La page dévoilait sa nudité. Une lumière douce, légèrement irisée, lui donnait une patine qui déjà la préservait de toute approche. Pourtant le geste d’écrire s’imposait précisément pour celui qui maintenant fixait la page, fasciné par son inaltérable blancheur.

Le sable recouvrait à perte de vue le paysage alentour. Seules quelques vibrations à même le sol, auraient pu laisser deviner la marche lente d’une caravane toujours invisible. Il regardait sans la voir, la frontière entre le ciel et les dunes. Au loin, plus loin encore que le déroulement figé du désert, le fleuve puissant charriait depuis les hautes chutes jusqu’à la mer, des limons tenus serrés dans les racines de papyrus.

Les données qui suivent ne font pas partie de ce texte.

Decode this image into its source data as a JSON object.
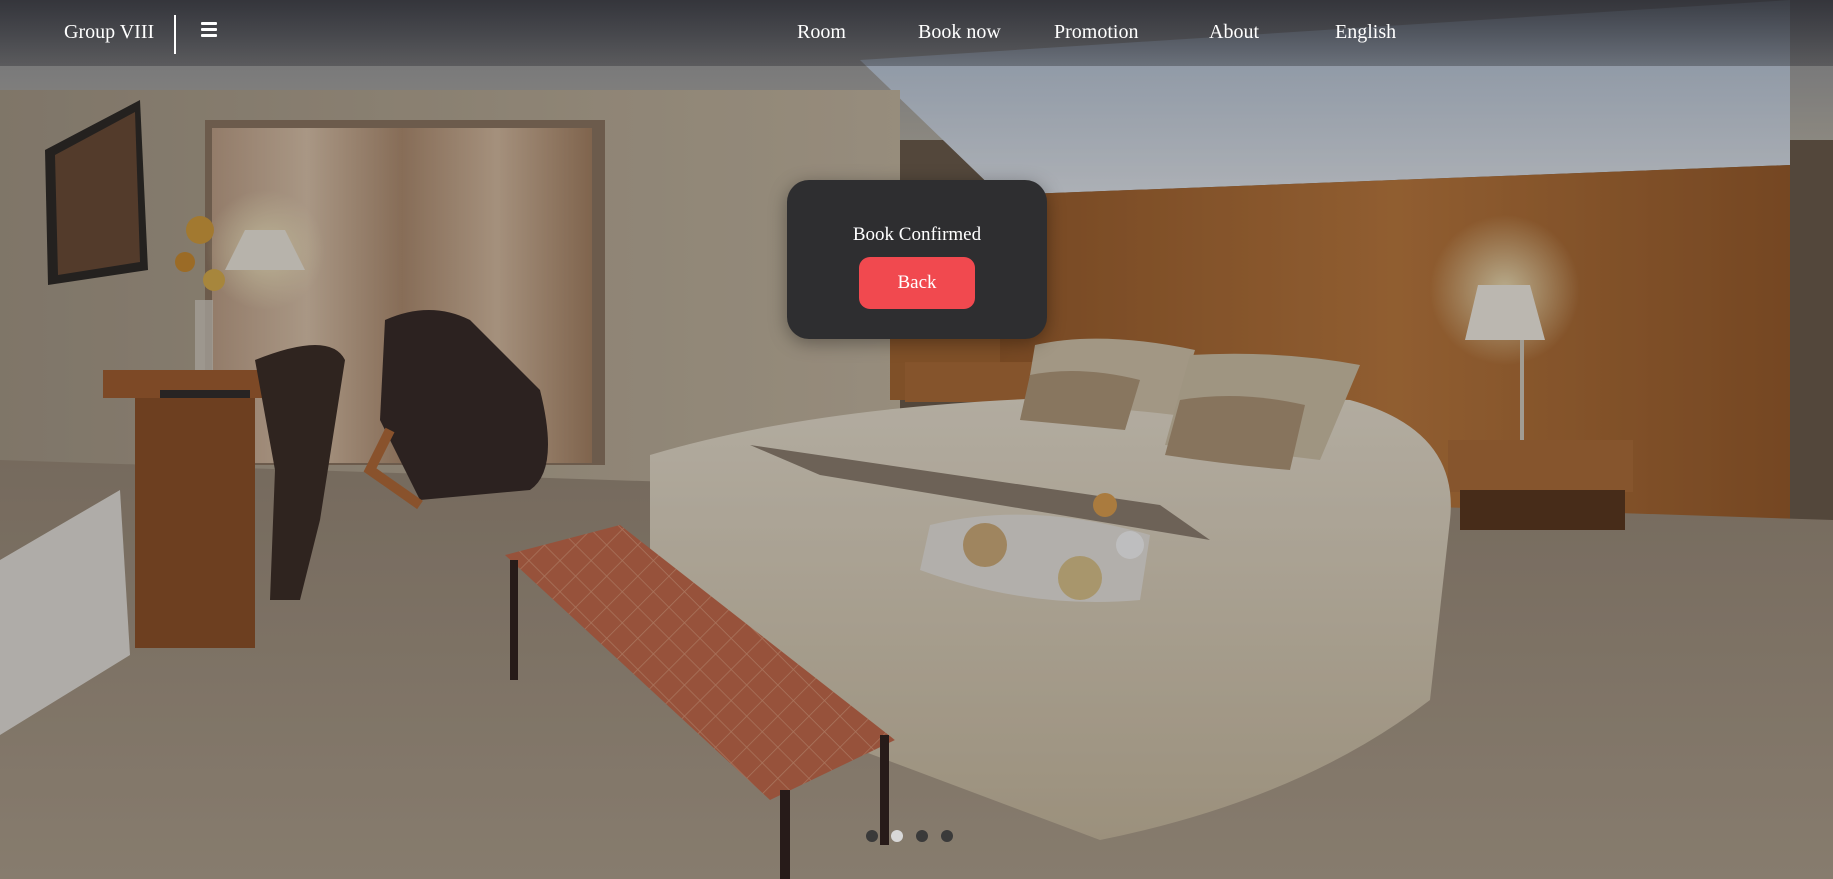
{
  "navbar": {
    "brand": "Group VIII",
    "menu_icon": "hamburger-menu-icon",
    "links": [
      {
        "label": "Room"
      },
      {
        "label": "Book now"
      },
      {
        "label": "Promotion"
      },
      {
        "label": "About"
      },
      {
        "label": "English"
      }
    ]
  },
  "hero": {
    "image": "hotel-bedroom-photo",
    "carousel": {
      "slide_count": 4,
      "active_index": 1
    }
  },
  "modal": {
    "title": "Book Confirmed",
    "button_label": "Back",
    "button_color": "#f1494f",
    "background_color": "#2e2e30"
  }
}
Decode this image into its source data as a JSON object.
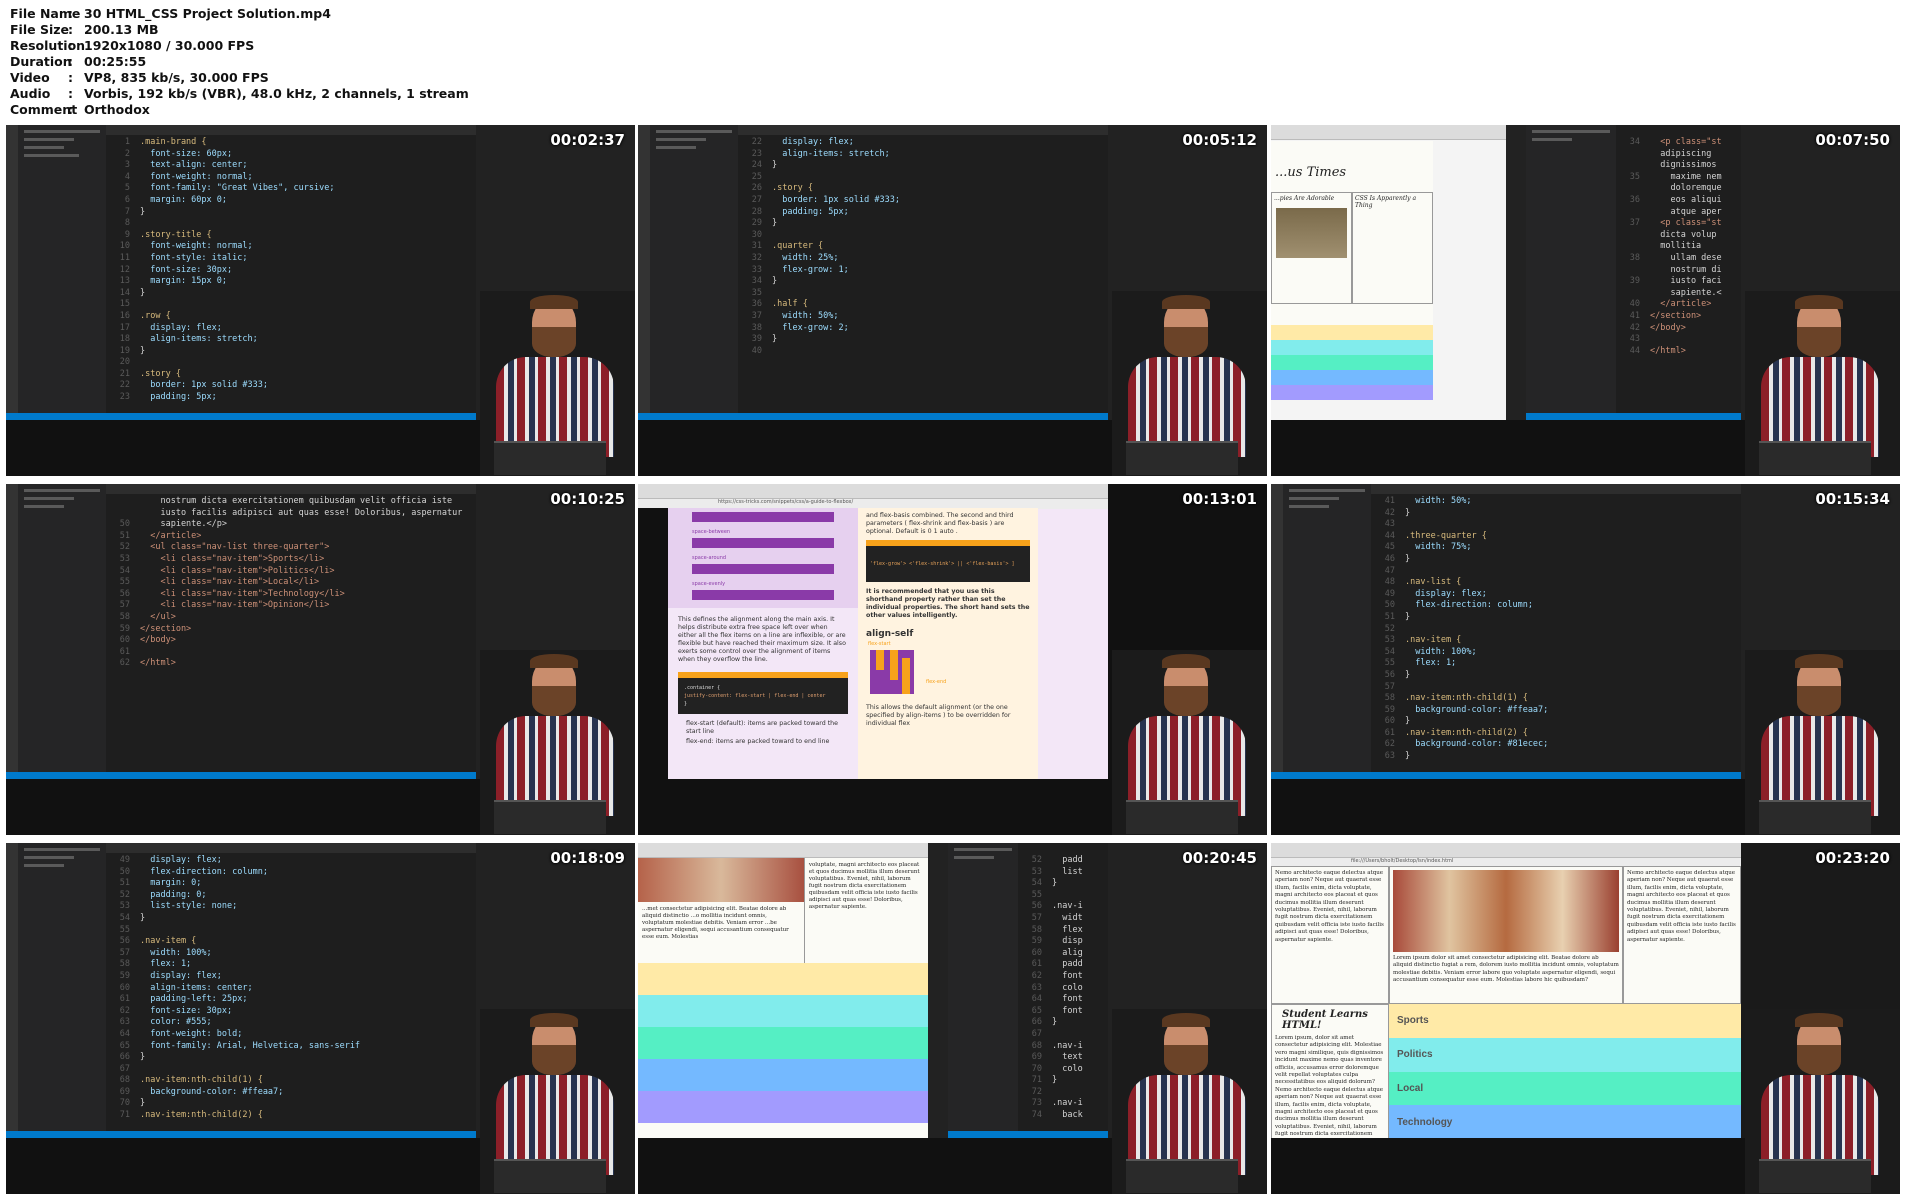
{
  "meta": [
    {
      "key": "File Name",
      "value": "30 HTML_CSS Project Solution.mp4"
    },
    {
      "key": "File Size",
      "value": "200.13 MB"
    },
    {
      "key": "Resolution",
      "value": "1920x1080 / 30.000 FPS"
    },
    {
      "key": "Duration",
      "value": "00:25:55"
    },
    {
      "key": "Video",
      "value": "VP8, 835 kb/s, 30.000 FPS"
    },
    {
      "key": "Audio",
      "value": "Vorbis, 192 kb/s (VBR), 48.0 kHz, 2 channels, 1 stream"
    },
    {
      "key": "Comment",
      "value": "Orthodox"
    }
  ],
  "thumbs": [
    {
      "time": "00:02:37",
      "lines": [
        [
          "1",
          ".main-brand {"
        ],
        [
          "2",
          "  font-size: 60px;"
        ],
        [
          "3",
          "  text-align: center;"
        ],
        [
          "4",
          "  font-weight: normal;"
        ],
        [
          "5",
          "  font-family: \"Great Vibes\", cursive;"
        ],
        [
          "6",
          "  margin: 60px 0;"
        ],
        [
          "7",
          "}"
        ],
        [
          "8",
          ""
        ],
        [
          "9",
          ".story-title {"
        ],
        [
          "10",
          "  font-weight: normal;"
        ],
        [
          "11",
          "  font-style: italic;"
        ],
        [
          "12",
          "  font-size: 30px;"
        ],
        [
          "13",
          "  margin: 15px 0;"
        ],
        [
          "14",
          "}"
        ],
        [
          "15",
          ""
        ],
        [
          "16",
          ".row {"
        ],
        [
          "17",
          "  display: flex;"
        ],
        [
          "18",
          "  align-items: stretch;"
        ],
        [
          "19",
          "}"
        ],
        [
          "20",
          ""
        ],
        [
          "21",
          ".story {"
        ],
        [
          "22",
          "  border: 1px solid #333;"
        ],
        [
          "23",
          "  padding: 5px;"
        ]
      ]
    },
    {
      "time": "00:05:12",
      "lines": [
        [
          "22",
          "  display: flex;"
        ],
        [
          "23",
          "  align-items: stretch;"
        ],
        [
          "24",
          "}"
        ],
        [
          "25",
          ""
        ],
        [
          "26",
          ".story {"
        ],
        [
          "27",
          "  border: 1px solid #333;"
        ],
        [
          "28",
          "  padding: 5px;"
        ],
        [
          "29",
          "}"
        ],
        [
          "30",
          ""
        ],
        [
          "31",
          ".quarter {"
        ],
        [
          "32",
          "  width: 25%;"
        ],
        [
          "33",
          "  flex-grow: 1;"
        ],
        [
          "34",
          "}"
        ],
        [
          "35",
          ""
        ],
        [
          "36",
          ".half {"
        ],
        [
          "37",
          "  width: 50%;"
        ],
        [
          "38",
          "  flex-grow: 2;"
        ],
        [
          "39",
          "}"
        ],
        [
          "40",
          ""
        ]
      ]
    },
    {
      "time": "00:07:50",
      "lines": [
        [
          "34",
          "  <p class=\"st"
        ],
        [
          "",
          "  adipiscing"
        ],
        [
          "",
          "  dignissimos"
        ],
        [
          "35",
          "    maxime nem"
        ],
        [
          "",
          "    doloremque"
        ],
        [
          "36",
          "    eos aliqui"
        ],
        [
          "",
          "    atque aper"
        ],
        [
          "37",
          "  <p class=\"st"
        ],
        [
          "",
          "  dicta volup"
        ],
        [
          "",
          "  mollitia"
        ],
        [
          "38",
          "    ullam dese"
        ],
        [
          "",
          "    nostrum di"
        ],
        [
          "39",
          "    iusto faci"
        ],
        [
          "",
          "    sapiente.<"
        ],
        [
          "40",
          "  </article>"
        ],
        [
          "41",
          "</section>"
        ],
        [
          "42",
          "</body>"
        ],
        [
          "43",
          ""
        ],
        [
          "44",
          "</html>"
        ]
      ],
      "browser_title": "...us Times",
      "story_left": "...pies Are Adorable",
      "story_right": "CSS Is Apparently a Thing"
    },
    {
      "time": "00:10:25",
      "lines": [
        [
          "",
          "    nostrum dicta exercitationem quibusdam velit officia iste"
        ],
        [
          "",
          "    iusto facilis adipisci aut quas esse! Doloribus, aspernatur"
        ],
        [
          "50",
          "    sapiente.</p>"
        ],
        [
          "51",
          "  </article>"
        ],
        [
          "52",
          "  <ul class=\"nav-list three-quarter\">"
        ],
        [
          "53",
          "    <li class=\"nav-item\">Sports</li>"
        ],
        [
          "54",
          "    <li class=\"nav-item\">Politics</li>"
        ],
        [
          "55",
          "    <li class=\"nav-item\">Local</li>"
        ],
        [
          "56",
          "    <li class=\"nav-item\">Technology</li>"
        ],
        [
          "57",
          "    <li class=\"nav-item\">Opinion</li>"
        ],
        [
          "58",
          "  </ul>"
        ],
        [
          "59",
          "</section>"
        ],
        [
          "60",
          "</body>"
        ],
        [
          "61",
          ""
        ],
        [
          "62",
          "</html>"
        ]
      ]
    },
    {
      "time": "00:13:01",
      "url": "https://css-tricks.com/snippets/css/a-guide-to-flexbox/",
      "labels": [
        "space-between",
        "space-around",
        "space-evenly"
      ],
      "para1": "This defines the alignment along the main axis. It helps distribute extra free space left over when either all the flex items on a line are inflexible, or are flexible but have reached their maximum size. It also exerts some control over the alignment of items when they overflow the line.",
      "code1": ".container {",
      "code2": "  justify-content: flex-start | flex-end | center",
      "li1": "flex-start (default): items are packed toward the start line",
      "li2": "flex-end: items are packed toward to end line",
      "right1": "and flex-basis combined. The second and third parameters ( flex-shrink and flex-basis ) are optional. Default is 0 1 auto .",
      "right_code": "  'flex-grow'> <'flex-shrink'> || <'flex-basis'> ]",
      "right2": "It is recommended that you use this shorthand property rather than set the individual properties. The short hand sets the other values intelligently.",
      "align_title": "align-self",
      "flex_start": "flex-start",
      "flex_end": "flex-end",
      "right3": "This allows the default alignment (or the one specified by align-items ) to be overridden for individual flex"
    },
    {
      "time": "00:15:34",
      "lines": [
        [
          "41",
          "  width: 50%;"
        ],
        [
          "42",
          "}"
        ],
        [
          "43",
          ""
        ],
        [
          "44",
          ".three-quarter {"
        ],
        [
          "45",
          "  width: 75%;"
        ],
        [
          "46",
          "}"
        ],
        [
          "47",
          ""
        ],
        [
          "48",
          ".nav-list {"
        ],
        [
          "49",
          "  display: flex;"
        ],
        [
          "50",
          "  flex-direction: column;"
        ],
        [
          "51",
          "}"
        ],
        [
          "52",
          ""
        ],
        [
          "53",
          ".nav-item {"
        ],
        [
          "54",
          "  width: 100%;"
        ],
        [
          "55",
          "  flex: 1;"
        ],
        [
          "56",
          "}"
        ],
        [
          "57",
          ""
        ],
        [
          "58",
          ".nav-item:nth-child(1) {"
        ],
        [
          "59",
          "  background-color: #ffeaa7;"
        ],
        [
          "60",
          "}"
        ],
        [
          "61",
          ".nav-item:nth-child(2) {"
        ],
        [
          "62",
          "  background-color: #81ecec;"
        ],
        [
          "63",
          "}"
        ]
      ]
    },
    {
      "time": "00:18:09",
      "lines": [
        [
          "49",
          "  display: flex;"
        ],
        [
          "50",
          "  flex-direction: column;"
        ],
        [
          "51",
          "  margin: 0;"
        ],
        [
          "52",
          "  padding: 0;"
        ],
        [
          "53",
          "  list-style: none;"
        ],
        [
          "54",
          "}"
        ],
        [
          "55",
          ""
        ],
        [
          "56",
          ".nav-item {"
        ],
        [
          "57",
          "  width: 100%;"
        ],
        [
          "58",
          "  flex: 1;"
        ],
        [
          "59",
          "  display: flex;"
        ],
        [
          "60",
          "  align-items: center;"
        ],
        [
          "61",
          "  padding-left: 25px;"
        ],
        [
          "62",
          "  font-size: 30px;"
        ],
        [
          "63",
          "  color: #555;"
        ],
        [
          "64",
          "  font-weight: bold;"
        ],
        [
          "65",
          "  font-family: Arial, Helvetica, sans-serif"
        ],
        [
          "66",
          "}"
        ],
        [
          "67",
          ""
        ],
        [
          "68",
          ".nav-item:nth-child(1) {"
        ],
        [
          "69",
          "  background-color: #ffeaa7;"
        ],
        [
          "70",
          "}"
        ],
        [
          "71",
          ".nav-item:nth-child(2) {"
        ]
      ]
    },
    {
      "time": "00:20:45",
      "lines": [
        [
          "52",
          "  padd"
        ],
        [
          "53",
          "  list"
        ],
        [
          "54",
          "}"
        ],
        [
          "55",
          ""
        ],
        [
          "56",
          ".nav-i"
        ],
        [
          "57",
          "  widt"
        ],
        [
          "58",
          "  flex"
        ],
        [
          "59",
          "  disp"
        ],
        [
          "60",
          "  alig"
        ],
        [
          "61",
          "  padd"
        ],
        [
          "62",
          "  font"
        ],
        [
          "63",
          "  colo"
        ],
        [
          "64",
          "  font"
        ],
        [
          "65",
          "  font"
        ],
        [
          "66",
          "}"
        ],
        [
          "67",
          ""
        ],
        [
          "68",
          ".nav-i"
        ],
        [
          "69",
          "  text"
        ],
        [
          "70",
          "  colo"
        ],
        [
          "71",
          "}"
        ],
        [
          "72",
          ""
        ],
        [
          "73",
          ".nav-i"
        ],
        [
          "74",
          "  back"
        ]
      ],
      "text_a": "...met consectetur adipisicing elit. Beatae dolore ab aliquid distinctio ...o mollitia incidunt omnis, voluptatum molestiae debitis. Veniam error ...be aspernatur eligendi, sequi accusantium consequatur esse eum. Molestias",
      "text_b": "voluptate, magni architecto eos placeat et quos ducimus mollitia illum deserunt voluptatibus. Eveniet, nihil, laborum fugit nostrum dicta exercitationem quibusdam velit officia iste iusto facilis adipisci aut quas esse! Doloribus, aspernatur sapiente."
    },
    {
      "time": "00:23:20",
      "url": "file:///Users/bholt/Desktop/lsn/index.html",
      "col_left": "Nemo architecto eaque delectus atque aperiam non? Neque aut quaerat esse illum, facilis enim, dicta voluptate, magni architecto eos placeat et quos ducimus mollitia illum deserunt voluptatibus. Eveniet, nihil, laborum fugit nostrum dicta exercitationem quibusdam velit officia iste iusto facilis adipisci aut quas esse! Doloribus, aspernatur sapiente.",
      "col_mid": "Lorem ipsum dolor sit amet consectetur adipisicing elit. Beatae dolore ab aliquid distinctio fugiat a rem, dolorem iusto mollitia incidunt omnis, voluptatum molestiae debitis. Veniam error labore quo voluptate aspernatur eligendi, sequi accusantium consequatur esse eum. Molestias labore hic quibusdam?",
      "col_right": "Nemo architecto eaque delectus atque aperiam non? Neque aut quaerat esse illum, facilis enim, dicta voluptate, magni architecto eos placeat et quos ducimus mollitia illum deserunt voluptatibus. Eveniet, nihil, laborum fugit nostrum dicta exercitationem quibusdam velit officia iste iusto facilis adipisci aut quas esse! Doloribus, aspernatur sapiente.",
      "student_title": "Student Learns HTML!",
      "student_text": "Lorem ipsum, dolor sit amet consectetur adipisicing elit. Molestiae vero magni similique, quis dignissimos incidunt maxime nemo quas inventore officiis, accusamus error doloremque velit repellat voluptates culpa necessitatibus eos aliquid dolorum? Nemo architecto eaque delectus atque aperiam non? Neque aut quaerat esse illum, facilis enim, dicta voluptate, magni architecto eos placeat et quos ducimus mollitia illum deserunt voluptatibus. Eveniet, nihil, laborum fugit nostrum dicta exercitationem quibusdam velit officia iste iusto",
      "nav": [
        {
          "label": "Sports",
          "color": "#ffeaa7"
        },
        {
          "label": "Politics",
          "color": "#81ecec"
        },
        {
          "label": "Local",
          "color": "#55efc4"
        },
        {
          "label": "Technology",
          "color": "#74b9ff"
        }
      ]
    }
  ]
}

La page intacte retenait toute son attention. Il devait écrire ou plutôt explorer ce vertige d’écrire, ou encore trouver la lettre juste qui de sa forme inconnue se placerait sur la page, signe absolu, capable seul, de troubler le miroir limpide. Il hésitait. Il lui semblait que rien n’était encore dit de cet espace entre les sables de l’origine et la pulsation du fleuve. Il savait seulement que la nuit allait peu à peu le cerner. Il devinait que les hommes s’étaient assoupis au même instant dans les plis de l’ombre.

Il savait aussi que la lumière fuyait à l’occident pour renaître de sa belle fragilité sur d’autres terres. Un autre, comme lui, guetterait alors le frémissement du jour. Là-bas. Il aurait, comme lui, attendu devant la page, de voir surgir les lettres vivantes, sinueuses, pleines et déliées à la surface trouble du miroir.

Il pressentait que le geste d’écrire accomplissait la promesse de nommer le monde pour s’y placer, le temps bref d’une vie. Dans la courbe des signes s’inscrivait un chant, né du souffle de l’écriture.

Les scribes du Grand Livre avaient la liberté de dissimuler Dieu dans l’absence des voyelles. Alors, à les lire, on partageait infiniment la puissance du silence, où s’écrivaient parfois, la beauté et une forme secrète du bonheur.